Оноре казалось, что они сражаются с горой. И вновь он с сожалением подумал о республиканских свободах. Эти разочарования сопровождались значительным ухудшением его здоровья. Еще со времени пребывания в Саше у него начались проблемы с сердцем. Теперь появилась одышка при ходьбе и даже когда он, причесываясь, просто поднимал руку вверх. Горло сжималось, в легких не хватало воздуха, дыхание учащалось, ноги становились ватными. Местные врачи, доктор Кноте и его сын, оба ученики известного специалиста Франка, говорили о гипертрофии сердца и, чтобы очистить кровь больного, заставили выпить натощак чистый лимонный сок. Едва тот проглотил его, началась страшная рвота. Но он не потерял веру в эскулапов, которым покровительствовала сама божественная Ева. В их распоряжении были порошки, творившие чудеса, но предложенный курс лечения – весьма продолжительный. Первое предписание гласило: никаких переживаний, никакой работы. Оноре не слишком печалился, оставляя на время свои рукописи. В январе 1850 года он пошел на поправку, но тут его свалил сильнейший бронхит. Приступы кашля раздирали грудь, после них он был без сил, задыхался, почти терял сознание. «Я уже вижу себя погребенным здесь, отхаркав все мои легкие, – говорится в письме матери. – Десять дней безвылазно провел в своей комнате, лежа в постели.
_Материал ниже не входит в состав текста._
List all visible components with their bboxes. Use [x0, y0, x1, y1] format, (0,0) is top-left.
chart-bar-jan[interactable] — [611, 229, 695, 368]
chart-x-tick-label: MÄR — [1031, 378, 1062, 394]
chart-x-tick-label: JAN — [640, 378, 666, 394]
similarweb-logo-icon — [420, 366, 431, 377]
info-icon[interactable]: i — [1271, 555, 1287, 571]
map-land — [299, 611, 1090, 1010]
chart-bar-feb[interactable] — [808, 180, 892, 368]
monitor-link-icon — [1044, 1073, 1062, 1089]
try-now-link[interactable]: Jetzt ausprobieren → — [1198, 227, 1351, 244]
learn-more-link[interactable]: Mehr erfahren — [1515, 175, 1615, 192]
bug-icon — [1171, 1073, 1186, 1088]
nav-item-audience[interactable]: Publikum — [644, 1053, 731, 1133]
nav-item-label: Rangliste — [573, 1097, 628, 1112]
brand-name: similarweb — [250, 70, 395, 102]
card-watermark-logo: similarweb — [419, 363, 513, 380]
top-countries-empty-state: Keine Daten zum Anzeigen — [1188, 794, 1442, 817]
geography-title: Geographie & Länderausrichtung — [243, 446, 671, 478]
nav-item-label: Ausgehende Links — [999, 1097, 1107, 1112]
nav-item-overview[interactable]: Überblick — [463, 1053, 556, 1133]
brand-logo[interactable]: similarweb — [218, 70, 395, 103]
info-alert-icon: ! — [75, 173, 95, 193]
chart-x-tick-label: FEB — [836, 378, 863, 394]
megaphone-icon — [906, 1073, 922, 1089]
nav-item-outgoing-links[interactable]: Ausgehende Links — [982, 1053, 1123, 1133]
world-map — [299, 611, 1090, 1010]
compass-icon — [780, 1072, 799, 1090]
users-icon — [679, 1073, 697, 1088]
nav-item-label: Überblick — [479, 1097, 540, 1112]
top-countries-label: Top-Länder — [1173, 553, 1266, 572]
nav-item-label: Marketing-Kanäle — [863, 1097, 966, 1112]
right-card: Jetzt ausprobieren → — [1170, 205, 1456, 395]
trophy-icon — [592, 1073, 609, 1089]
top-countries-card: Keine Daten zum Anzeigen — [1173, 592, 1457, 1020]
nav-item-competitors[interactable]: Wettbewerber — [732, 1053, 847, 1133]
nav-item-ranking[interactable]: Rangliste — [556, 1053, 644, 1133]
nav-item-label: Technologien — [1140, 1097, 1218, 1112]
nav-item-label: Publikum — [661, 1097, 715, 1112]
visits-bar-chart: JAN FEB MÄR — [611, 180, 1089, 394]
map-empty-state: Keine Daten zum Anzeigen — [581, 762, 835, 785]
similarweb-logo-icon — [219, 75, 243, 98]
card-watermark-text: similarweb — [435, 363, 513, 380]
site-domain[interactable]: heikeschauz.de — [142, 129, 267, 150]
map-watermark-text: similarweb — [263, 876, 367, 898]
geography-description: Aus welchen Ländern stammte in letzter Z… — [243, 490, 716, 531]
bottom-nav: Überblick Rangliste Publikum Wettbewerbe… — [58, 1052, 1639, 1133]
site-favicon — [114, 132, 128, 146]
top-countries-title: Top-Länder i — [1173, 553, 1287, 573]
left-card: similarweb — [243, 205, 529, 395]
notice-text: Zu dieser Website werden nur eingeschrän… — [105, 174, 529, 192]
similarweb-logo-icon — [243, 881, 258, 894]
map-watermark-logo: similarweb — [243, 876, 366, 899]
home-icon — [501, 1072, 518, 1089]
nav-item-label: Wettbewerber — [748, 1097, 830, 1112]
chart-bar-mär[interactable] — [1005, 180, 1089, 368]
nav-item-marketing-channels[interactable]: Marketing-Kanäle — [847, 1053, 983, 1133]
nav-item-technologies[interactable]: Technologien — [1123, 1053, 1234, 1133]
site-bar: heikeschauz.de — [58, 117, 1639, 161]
Но милейшие, восхитительно добрые женщины составили мне компанию, их не оттолкнуло, что я все время отхаркивался, это больше было похоже на рвоту при морской болезни. Потел, как при потнице, мне было очень, очень плохо. Но вот отделался от болезни и пришел в себя… Хотя хроническая болезнь меня не оставляет».
Оправившись от бронхита, Бальзак был настолько слаб, что постоянно размышлял о смерти. Можно ли в таком состоянии думать о женитьбе? Еве достанется не крепкий, в расцвете сил мужчина, а неизлечимый больной, практически импотент. Она станет ему не женой и любовницей, а сиделкой. Вместо того чтобы удовлетворять ее желания, супруг будет вызывать сострадание, если не отвращение. Она перестанет им восхищаться – мучения и годы дадут о себе знать, поддерживать репутацию великого писателя ему не удастся. И все же отказаться от мечты, которая вот-вот исполнится, было выше его сил. По странному стечению обстоятельств, Ганская, столь нерешительная, когда он был бодр и здоров, теперь выказывала готовность надеть обручальное кольцо. Она больше не боялась, опасался Оноре, спрашивая себя, правы ли они, решив, поженившись, покинуть Россию и уехать во Францию. В России царит порядок, во Франции все – сама неуверенность и случайность. Президент Второй республики Луи-Наполеон слаб, совершенно лишен воли, и хотя носит легендарное имя, способен ли управлять государством? Госпожа мать сомневается в этом, отмечая в письме к сыну: «Что до бедного президента, его умственная усталость и беспокойство весьма заметны. Кажется, он не умеет принять непроницаемый вид, который должен быть у каждого политика, и, совершенно очевидно, настолько измучен, что зачастую говорит „да“ там, где надо сказать „нет“, и по большей части не понимает, что говорят ему. Вновь повеяло тревогой. Каждый спрашивает себя: чем все это закончится?»